A 24 de Fevereiro de 1777 morria el-rei D. José, e na manhã dêsse mesmo dia, quando o marquês de Pombal, segundo o costume, se encaminhava para os quartos em que o seu régio amo agonizava, tolhia-lhe o passo o cardeal da Cunha, dizendo-lhe em tom altaneiro: «V. ex.ᵃ já não tem nada que fazer aqui.»

Nesta frase desdenhosa resume-se uma das mais monstruosas ingratidões da história. O cardeal fôra uma criatura do marquês; para ter chegado ao fastígio do poder que ocupava agora, não tivera outra recomendação alêm da que lhe dava, naquele tempo, o prestígio do seu nome. Como êsse nome, ainda assim, era o de Távora, o cardeal teve a baixeza de o renegar, só por julgar que isso seria um requinte de côrte feita ao seu poderoso protector.[66] De resto, vaidoso e ignorante, a sua Biblioteca, composta de onze mil volumes, inspirava ao conde da Ponte o conhecido chiste das onze mil virgens; e nada mais nulo do que a sua figura de estadista improvisado por um capricho do marquês de Pombal, que tão cruelmente expiou a fraqueza de ter confiado nêle, ou o cálculo de o ter querido como inofensivo companheiro de govêrno.

Formulou-se desde logo um programa completo de reacção, que rápidamente se pôs em prática em seguida à morte de el-rei.

O primeiro sintoma dessa reacção impudente e súbita foi a desatenciosa frieza com que o marquês, ontem omnipotente, começou de ser tratado por todos aqueles que se haviam curvado, em abjecta adulação, ante os excessos do seu poder e os abusos da sua autoridade.

Uma parte, e a mais louvável do programa dos novos conselheiros da rainha, consistia em abrir de par em par as portas dos cárceres em que jaziam desesperadas as vítimas da política pombalina e do ódio de D. José.
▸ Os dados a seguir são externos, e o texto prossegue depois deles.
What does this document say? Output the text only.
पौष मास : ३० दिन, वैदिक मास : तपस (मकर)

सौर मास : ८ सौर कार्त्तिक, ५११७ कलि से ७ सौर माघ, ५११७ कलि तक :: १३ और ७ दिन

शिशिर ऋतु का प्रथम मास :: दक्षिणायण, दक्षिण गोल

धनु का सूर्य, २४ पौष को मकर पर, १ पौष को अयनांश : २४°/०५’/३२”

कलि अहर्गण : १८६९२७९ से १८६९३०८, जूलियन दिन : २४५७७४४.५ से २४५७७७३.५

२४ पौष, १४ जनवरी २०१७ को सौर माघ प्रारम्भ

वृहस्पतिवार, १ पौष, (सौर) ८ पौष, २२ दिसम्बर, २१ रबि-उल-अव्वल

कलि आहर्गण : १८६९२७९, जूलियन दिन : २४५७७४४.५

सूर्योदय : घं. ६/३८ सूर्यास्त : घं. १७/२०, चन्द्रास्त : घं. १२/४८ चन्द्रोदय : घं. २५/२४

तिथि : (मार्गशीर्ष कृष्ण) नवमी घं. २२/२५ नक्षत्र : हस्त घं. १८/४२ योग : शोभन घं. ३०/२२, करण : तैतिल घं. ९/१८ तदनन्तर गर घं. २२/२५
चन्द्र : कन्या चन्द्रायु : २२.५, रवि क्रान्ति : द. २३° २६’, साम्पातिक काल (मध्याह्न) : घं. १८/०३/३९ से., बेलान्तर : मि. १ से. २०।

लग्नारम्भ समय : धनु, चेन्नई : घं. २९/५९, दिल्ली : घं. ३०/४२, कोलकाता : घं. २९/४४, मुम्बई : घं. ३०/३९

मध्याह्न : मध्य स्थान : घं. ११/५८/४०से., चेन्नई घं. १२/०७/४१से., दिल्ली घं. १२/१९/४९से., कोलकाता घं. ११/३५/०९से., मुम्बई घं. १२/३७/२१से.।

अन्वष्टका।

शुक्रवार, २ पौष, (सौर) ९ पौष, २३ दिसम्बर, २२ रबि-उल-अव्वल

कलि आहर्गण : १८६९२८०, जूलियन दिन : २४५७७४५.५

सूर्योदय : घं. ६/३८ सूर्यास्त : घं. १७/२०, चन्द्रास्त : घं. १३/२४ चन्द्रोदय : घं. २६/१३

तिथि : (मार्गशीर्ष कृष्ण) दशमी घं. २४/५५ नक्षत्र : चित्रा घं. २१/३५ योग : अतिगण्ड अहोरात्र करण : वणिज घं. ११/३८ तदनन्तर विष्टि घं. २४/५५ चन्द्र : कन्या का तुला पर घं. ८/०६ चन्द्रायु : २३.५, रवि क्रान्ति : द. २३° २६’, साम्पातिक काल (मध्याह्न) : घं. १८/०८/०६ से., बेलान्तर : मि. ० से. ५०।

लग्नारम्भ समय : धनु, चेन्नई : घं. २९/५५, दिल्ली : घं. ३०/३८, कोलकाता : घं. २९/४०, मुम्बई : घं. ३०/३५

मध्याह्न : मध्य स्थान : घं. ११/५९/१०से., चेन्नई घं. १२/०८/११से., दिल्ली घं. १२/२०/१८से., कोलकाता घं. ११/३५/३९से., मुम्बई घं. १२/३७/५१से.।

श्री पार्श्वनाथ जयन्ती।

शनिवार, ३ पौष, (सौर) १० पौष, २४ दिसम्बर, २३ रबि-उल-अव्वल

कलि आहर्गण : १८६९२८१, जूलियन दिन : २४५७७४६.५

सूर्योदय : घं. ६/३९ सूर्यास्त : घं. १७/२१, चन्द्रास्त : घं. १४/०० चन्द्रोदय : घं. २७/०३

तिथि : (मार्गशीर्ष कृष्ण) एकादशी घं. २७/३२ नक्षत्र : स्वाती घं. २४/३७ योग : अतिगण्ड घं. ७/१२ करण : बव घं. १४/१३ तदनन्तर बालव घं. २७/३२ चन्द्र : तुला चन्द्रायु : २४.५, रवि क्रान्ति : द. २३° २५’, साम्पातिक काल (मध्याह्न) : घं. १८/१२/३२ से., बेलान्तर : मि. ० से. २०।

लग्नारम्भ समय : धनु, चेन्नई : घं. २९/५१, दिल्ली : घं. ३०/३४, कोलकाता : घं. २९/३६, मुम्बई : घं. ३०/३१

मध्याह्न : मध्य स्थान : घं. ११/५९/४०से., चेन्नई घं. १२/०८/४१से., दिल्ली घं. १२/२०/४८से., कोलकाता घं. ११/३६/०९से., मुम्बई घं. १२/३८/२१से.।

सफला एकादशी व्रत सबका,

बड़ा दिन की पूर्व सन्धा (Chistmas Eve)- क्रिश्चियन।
Imagine-se a alegria, o férvido entusiasmo de Leonor de Almeida, quando a notícia de que iam ser finalmente soltos, depois de um cativeiro de dezoito anos, todos os sobreviventes da tragédia de Belêm, soou através das grades que a separavam do mundo, sem contudo, a terem alheado de nenhum dos seus interesses.

Era uma hora da noite quando o marquês apareceu no locutório de Chelas, onde o estavam esperando a chorar de convulsa alegria as filhas e a mulher. Figure-se o que seria o encontro dos dois esposos! Tinham-se separado havia dezoito anos sem se tornarem mais a ver, nem sequer de longe. A ela tinham-lhe arrancado dos braços um gentil cavaleiro, na flor da mocidade, esbelto, airoso, desempenado e forte; êle deixava uma mulher lindíssima, que a maternidade fizera mais adorável sem a ter feito menos bela, e cujos olhos, de um azul violeta, cujos louros cabelos abundantes, cuja fisionomia idealmente fina vemos magistralmente reproduzida no retrato esplêndido que dela existe ainda[67]. Que mudança nos dois! O marquês vinha curvo, cansado, envelhecido e triste. As faces trazia-as precocemente avincadas pelas meditações dolorosas; nos olhos havia-se-lhe apagado o fogo da temerária juventude; os cabelos, outrora elegantemente polvilhados à moda da côrte, vinham brancos sim, mas embranquecidos pelo martírio. Por sôbre ela haviam rodado pesadamente, lentamente, os dias da separação e da clausura; mas os vestígios de uma notável beleza ainda se não haviam de todo apagado nesse rosto que a alegria de ver o seu adorado ausente purpureava agora.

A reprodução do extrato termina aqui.